Wednesday, December 20, 2017

My reflection on "Christmas in Tattertown" (1988)


I'm almost 100% certain that "Christmas in Tattertown" takes place in  the same doodle world as "Cool World". I wonder if there's been a hidden shared-universe within the Bakshi animated movies that I haven't noticed as of yet. Ah well, whatever.


"Christmas in Tattertown" is a nearly forgotten annual Nickelodeon event from the late-80's and 90's.
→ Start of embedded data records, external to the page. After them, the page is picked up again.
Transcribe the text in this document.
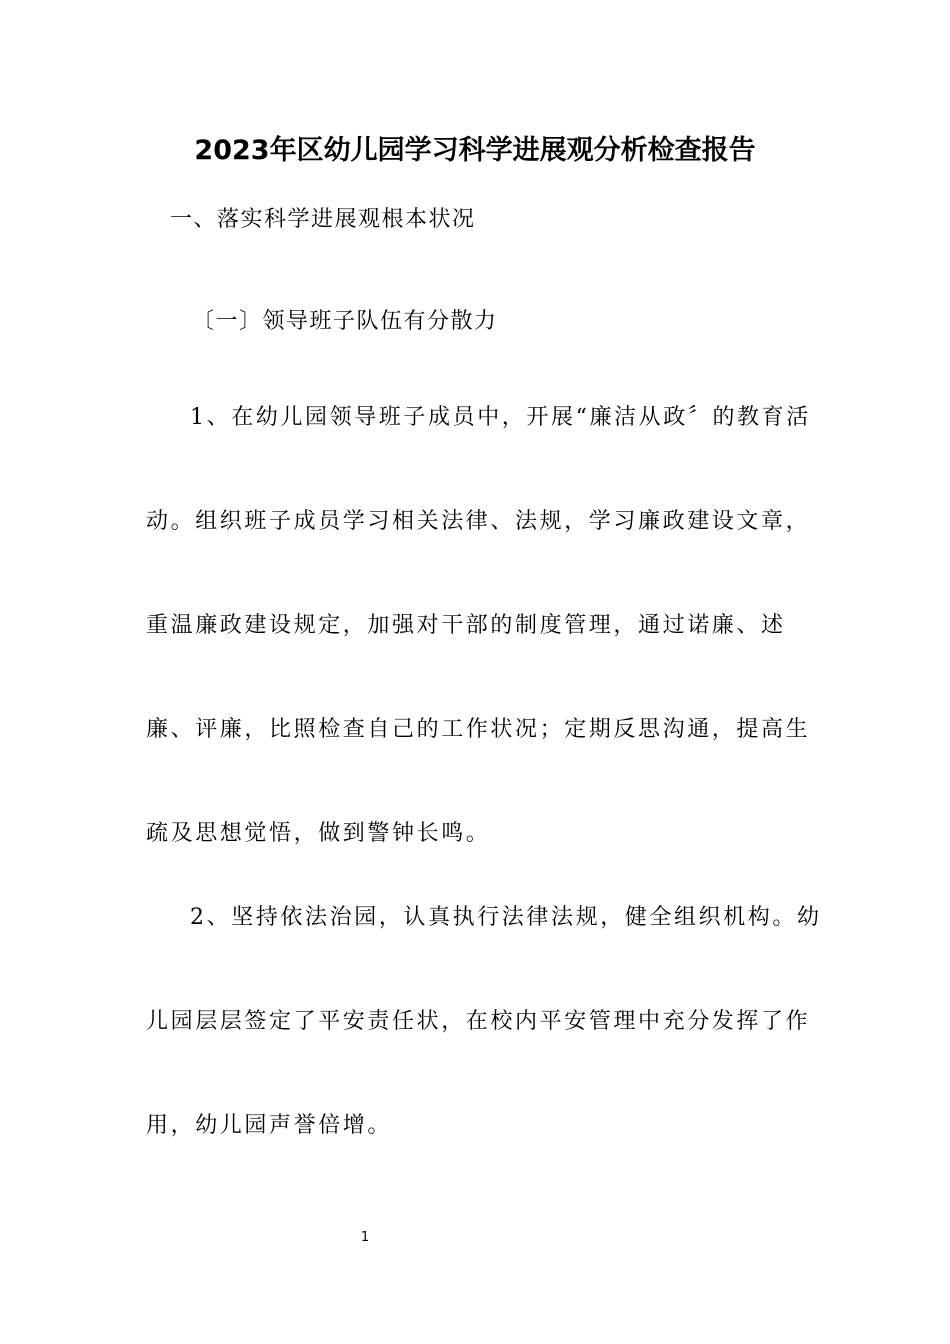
2023年区幼儿园学习科学进展观分析检查报告
一、落实科学进展观根本状况
〔一〕领导班子队伍有分散力
1、在幼儿园领导班子成员中，开展“廉洁从政〞的教育活
动。组织班子成员学习相关法律、法规，学习廉政建设文章，
重温廉政建设规定，加强对干部的制度管理，通过诺廉、述
廉、评廉，比照检查自己的工作状况；定期反思沟通，提高生
疏及思想觉悟，做到警钟长鸣。
2、坚持依法治园，认真执行法律法规，健全组织机构。幼
儿园层层签定了平安责任状，在校内平安管理中充分发挥了作
用，幼儿园声誉倍增。
1
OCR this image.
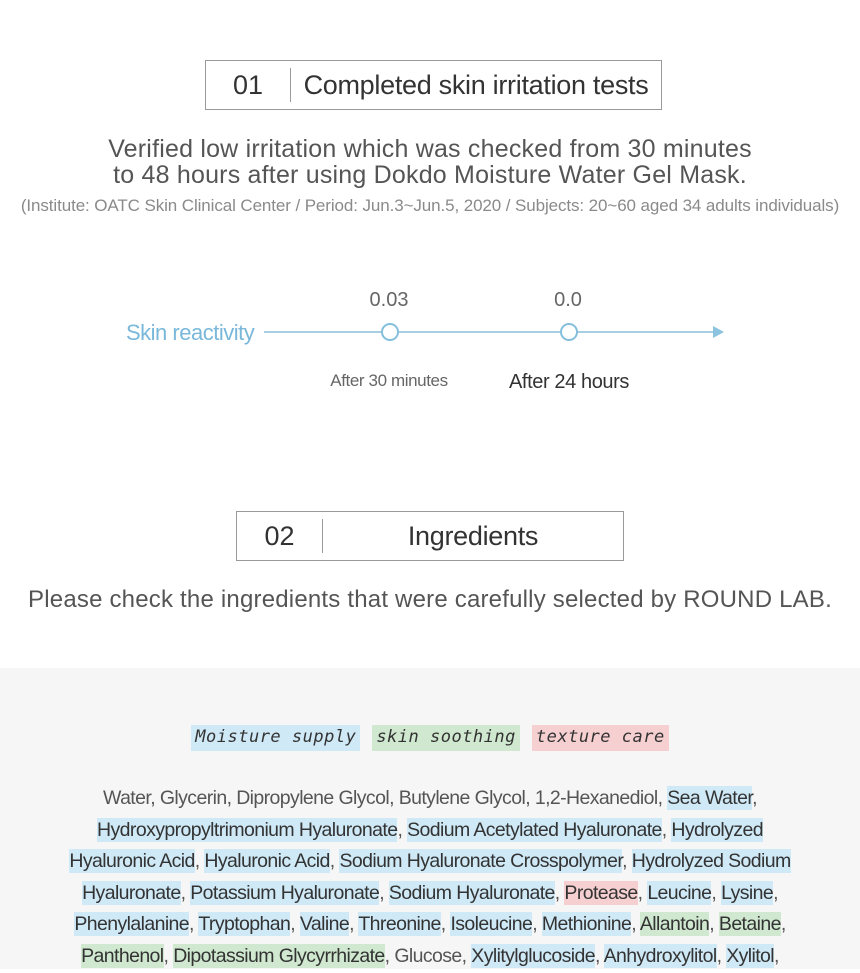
01	Completed skin irritation tests
Verified low irritation which was checked from 30 minutes
to 48 hours after using Dokdo Moisture Water Gel Mask.
(Institute: OATC Skin Clinical Center / Period: Jun.3~Jun.5, 2020 / Subjects: 20~60 aged 34 adults individuals)
Skin reactivity
0.03	0.0
After 30 minutes	After 24 hours
02	Ingredients
Please check the ingredients that were carefully selected by ROUND LAB.
Moisture supply skin soothing texture care
Water, Glycerin, Dipropylene Glycol, Butylene Glycol, 1,2-Hexanediol, Sea Water, Hydroxypropyltrimonium Hyaluronate, Sodium Acetylated Hyaluronate, Hydrolyzed Hyaluronic Acid, Hyaluronic Acid, Sodium Hyaluronate Crosspolymer, Hydrolyzed Sodium Hyaluronate, Potassium Hyaluronate, Sodium Hyaluronate, Protease, Leucine, Lysine, Phenylalanine, Tryptophan, Valine, Threonine, Isoleucine, Methionine, Allantoin, Betaine, Panthenol, Dipotassium Glycyrrhizate, Glucose, Xylitylglucoside, Anhydroxylitol, Xylitol,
I have a vague memory of catching it on CBS Kids as part of their lineup of cartoons, but I might be confusing this special with "The New Adventures of Mighty Mouse". The story concerns a girl from the real world named Debbie who is sucked into a portal through a book into the land of Tattertown, a run down junk filled place where all lost items end up. Apparently this was supposed to be a pilot for a television series, but it was warped into a Xmas special instead. It's a shame too because I would have adored this if it was a series. 
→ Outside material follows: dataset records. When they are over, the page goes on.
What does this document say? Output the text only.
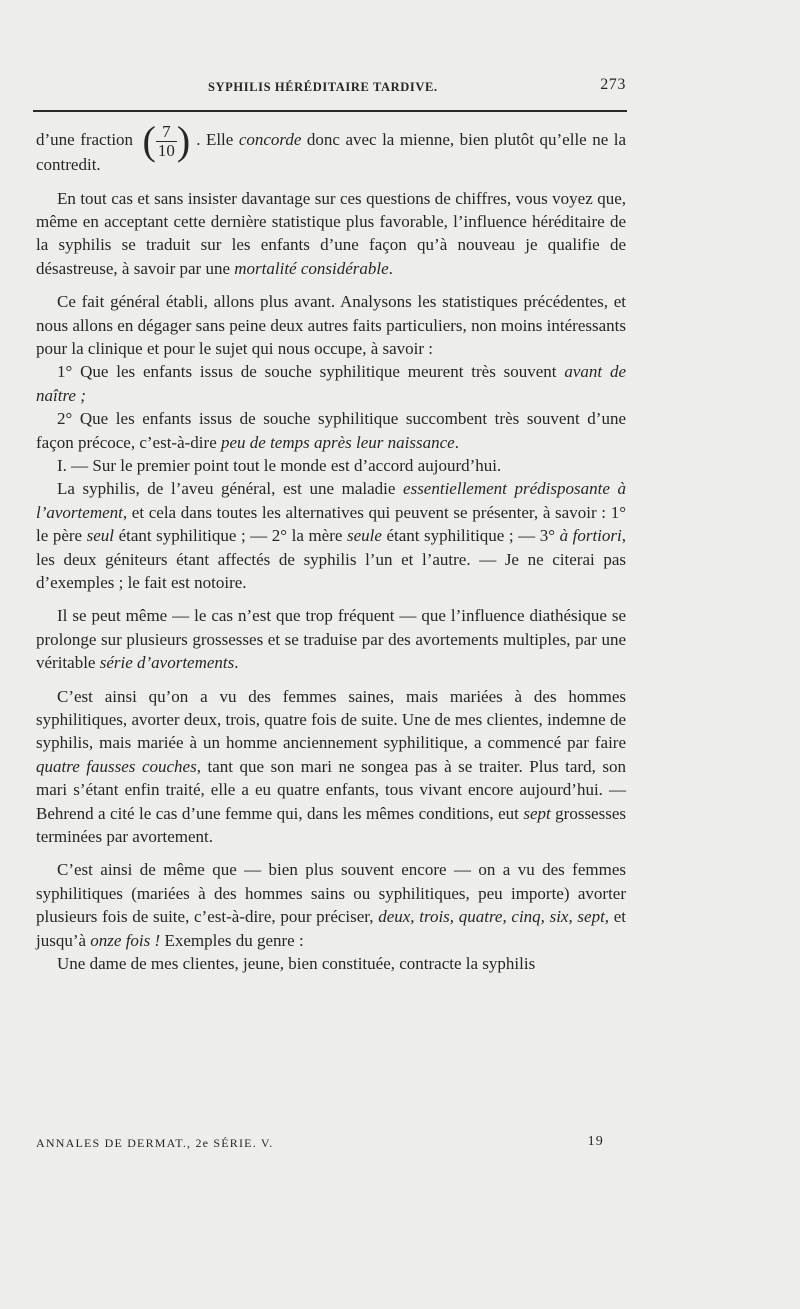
SYPHILIS HÉRÉDITAIRE TARDIVE.	273

d’une fraction ( $\frac{7}{10}$ ) . Elle concorde donc avec la mienne, bien plutôt qu’elle ne la contredit.

En tout cas et sans insister davantage sur ces questions de chiffres, vous voyez que, même en acceptant cette dernière statistique plus favorable, l’influence héréditaire de la syphilis se traduit sur les enfants d’une façon qu’à nouveau je qualifie de désastreuse, à savoir par une mortalité considérable.

Ce fait général établi, allons plus avant. Analysons les statistiques précédentes, et nous allons en dégager sans peine deux autres faits particuliers, non moins intéressants pour la clinique et pour le sujet qui nous occupe, à savoir :

1° Que les enfants issus de souche syphilitique meurent très souvent avant de naître ;

2° Que les enfants issus de souche syphilitique succombent très souvent d’une façon précoce, c’est-à-dire peu de temps après leur naissance.

I. — Sur le premier point tout le monde est d’accord aujourd’hui.

La syphilis, de l’aveu général, est une maladie essentiellement prédisposante à l’avortement, et cela dans toutes les alternatives qui peuvent se présenter, à savoir : 1° le père seul étant syphilitique ; — 2° la mère seule étant syphilitique ; — 3° à fortiori, les deux géniteurs étant affectés de syphilis l’un et l’autre. — Je ne citerai pas d’exemples ; le fait est notoire.

Il se peut même — le cas n’est que trop fréquent — que l’influence diathésique se prolonge sur plusieurs grossesses et se traduise par des avortements multiples, par une véritable série d’avortements.

C’est ainsi qu’on a vu des femmes saines, mais mariées à des hommes syphilitiques, avorter deux, trois, quatre fois de suite. Une de mes clientes, indemne de syphilis, mais mariée à un homme anciennement syphilitique, a commencé par faire quatre fausses couches, tant que son mari ne songea pas à se traiter. Plus tard, son mari s’étant enfin traité, elle a eu quatre enfants, tous vivant encore aujourd’hui. — Behrend a cité le cas d’une femme qui, dans les mêmes conditions, eut sept grossesses terminées par avortement.

C’est ainsi de même que — bien plus souvent encore — on a vu des femmes syphilitiques (mariées à des hommes sains ou syphilitiques, peu importe) avorter plusieurs fois de suite, c’est-à-dire, pour préciser, deux, trois, quatre, cinq, six, sept, et jusqu’à onze fois ! Exemples du genre :

Une dame de mes clientes, jeune, bien constituée, contracte la syphilis

ANNALES DE DERMAT., 2e SÉRIE. V.	19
Sherry Lynn as Debbie is my favorite, her voice just music for me. I mean it's no surprise, she was also the voice of Sasami Jurai in the "Tenchi! Muyo" series. And Jennifer Darling as Muffet the Merciless is inspired. I had no idea the voice of Irma from "Teenage Mutant Ninja Turtles" could pull off a voice like this; I couldn't even recognize her. 
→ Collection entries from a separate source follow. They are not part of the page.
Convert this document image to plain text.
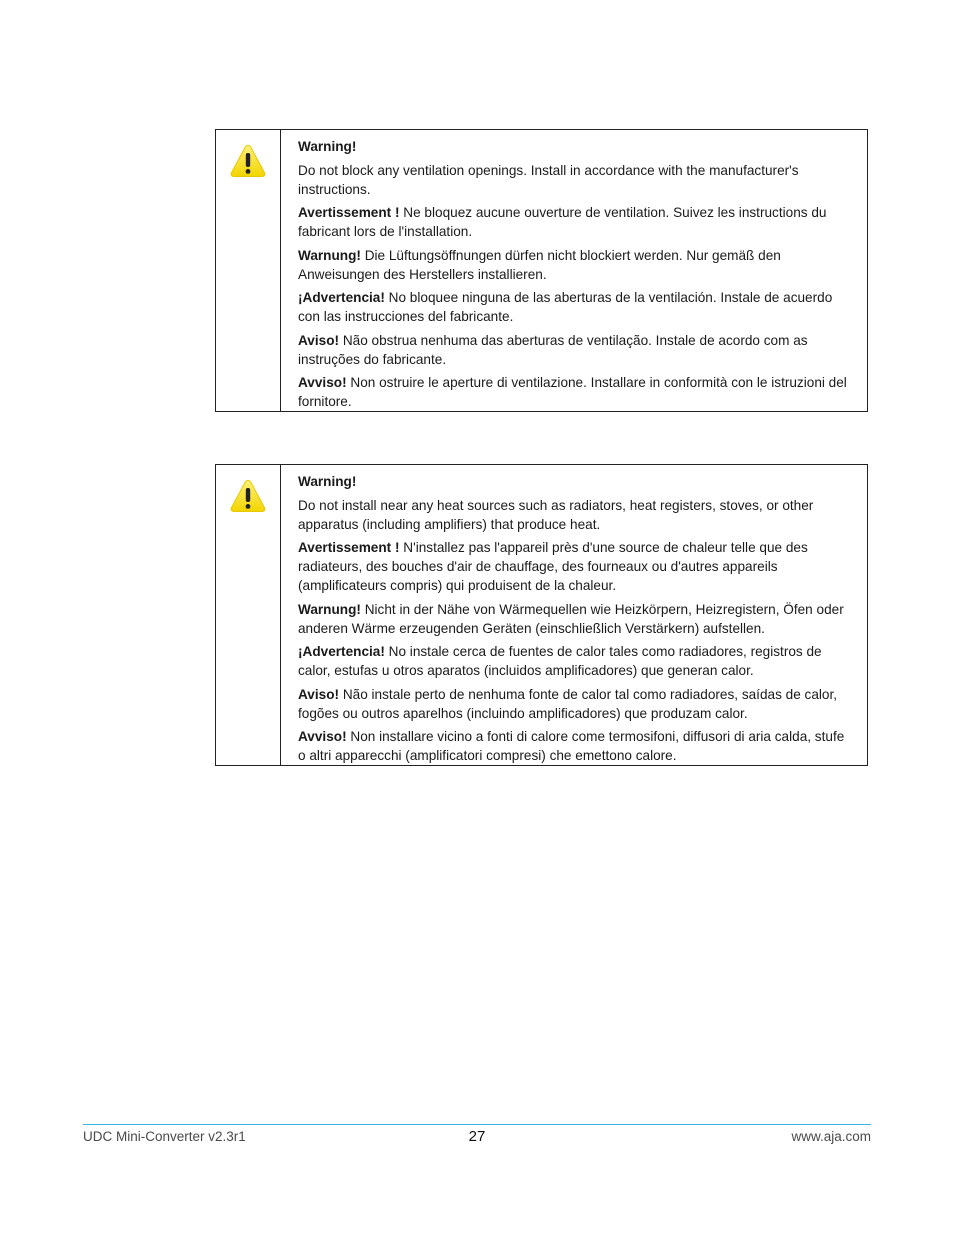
Warning!

Do not block any ventilation openings. Install in accordance with the manufacturer's instructions.

Avertissement ! Ne bloquez aucune ouverture de ventilation. Suivez les instructions du fabricant lors de l'installation.

Warnung! Die Lüftungsöffnungen dürfen nicht blockiert werden. Nur gemäß den Anweisungen des Herstellers installieren.

¡Advertencia! No bloquee ninguna de las aberturas de la ventilación. Instale de acuerdo con las instrucciones del fabricante.

Aviso! Não obstrua nenhuma das aberturas de ventilação. Instale de acordo com as instruções do fabricante.

Avviso! Non ostruire le aperture di ventilazione. Installare in conformità con le istruzioni del fornitore.

Warning!

Do not install near any heat sources such as radiators, heat registers, stoves, or other apparatus (including amplifiers) that produce heat.

Avertissement ! N'installez pas l'appareil près d'une source de chaleur telle que des radiateurs, des bouches d'air de chauffage, des fourneaux ou d'autres appareils (amplificateurs compris) qui produisent de la chaleur.

Warnung! Nicht in der Nähe von Wärmequellen wie Heizkörpern, Heizregistern, Öfen oder anderen Wärme erzeugenden Geräten (einschließlich Verstärkern) aufstellen.

¡Advertencia! No instale cerca de fuentes de calor tales como radiadores, registros de calor, estufas u otros aparatos (incluidos amplificadores) que generan calor.

Aviso! Não instale perto de nenhuma fonte de calor tal como radiadores, saídas de calor, fogões ou outros aparelhos (incluindo amplificadores) que produzam calor.

Avviso! Non installare vicino a fonti di calore come termosifoni, diffusori di aria calda, stufe o altri apparecchi (amplificatori compresi) che emettono calore.

UDC Mini-Converter v2.3r1	27	www.aja.com
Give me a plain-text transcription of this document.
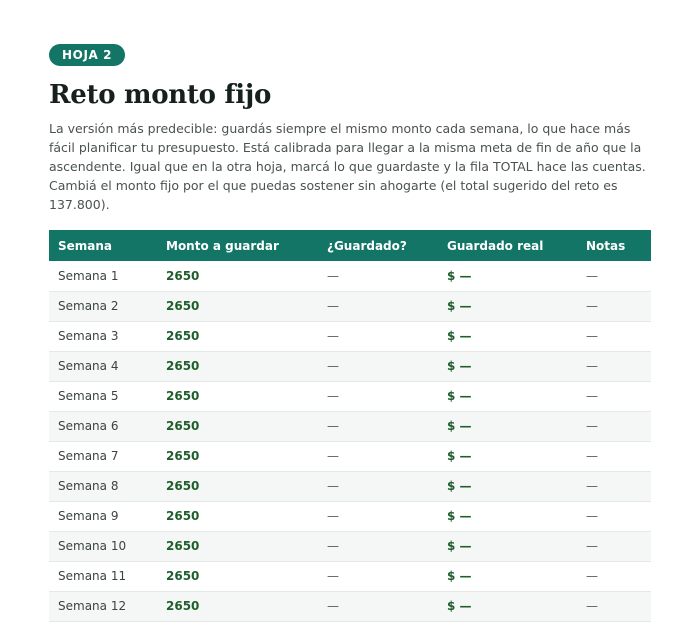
HOJA 2
Reto monto fijo

La versión más predecible: guardás siempre el mismo monto cada semana, lo que hace más fácil planificar tu presupuesto. Está calibrada para llegar a la misma meta de fin de año que la ascendente. Igual que en la otra hoja, marcá lo que guardaste y la fila TOTAL hace las cuentas. Cambiá el monto fijo por el que puedas sostener sin ahogarte (el total sugerido del reto es 137.800).

Semana	Monto a guardar	¿Guardado?	Guardado real	Notas
Semana 1	2650	—	$ —	—
Semana 2	2650	—	$ —	—
Semana 3	2650	—	$ —	—
Semana 4	2650	—	$ —	—
Semana 5	2650	—	$ —	—
Semana 6	2650	—	$ —	—
Semana 7	2650	—	$ —	—
Semana 8	2650	—	$ —	—
Semana 9	2650	—	$ —	—
Semana 10	2650	—	$ —	—
Semana 11	2650	—	$ —	—
Semana 12	2650	—	$ —	—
What falls flat for this story however is how no lesson is learned. Not really anyway. All the junk people of Tattertown learn some sort of meaning for Xmas, but Debbie is still trying to force Muffet to be her dolly again, where Muffet just wants her freedom (and to take over Tattertown). Because this special was a vague pilot for a would-be series, there's no resolution. 


In  the beginning where Muffet realizes that she is alive and proclaims "I'm not just a dolly, I'm my own dolly!" is actually kind of moving. 

I don't think it's any surprise that despite the flaws and what feels like a rushed production, I really like this special. There was a lot of potential with these characters and I'm sad they never had a chance to really shine. Apparently Ralph Bakshi still owns the rights to this, so maybe we can hope for an official release or reboot of this. I kind of feel like the youth of today needs the grittiness of a Bakshi cartoon now more than ever.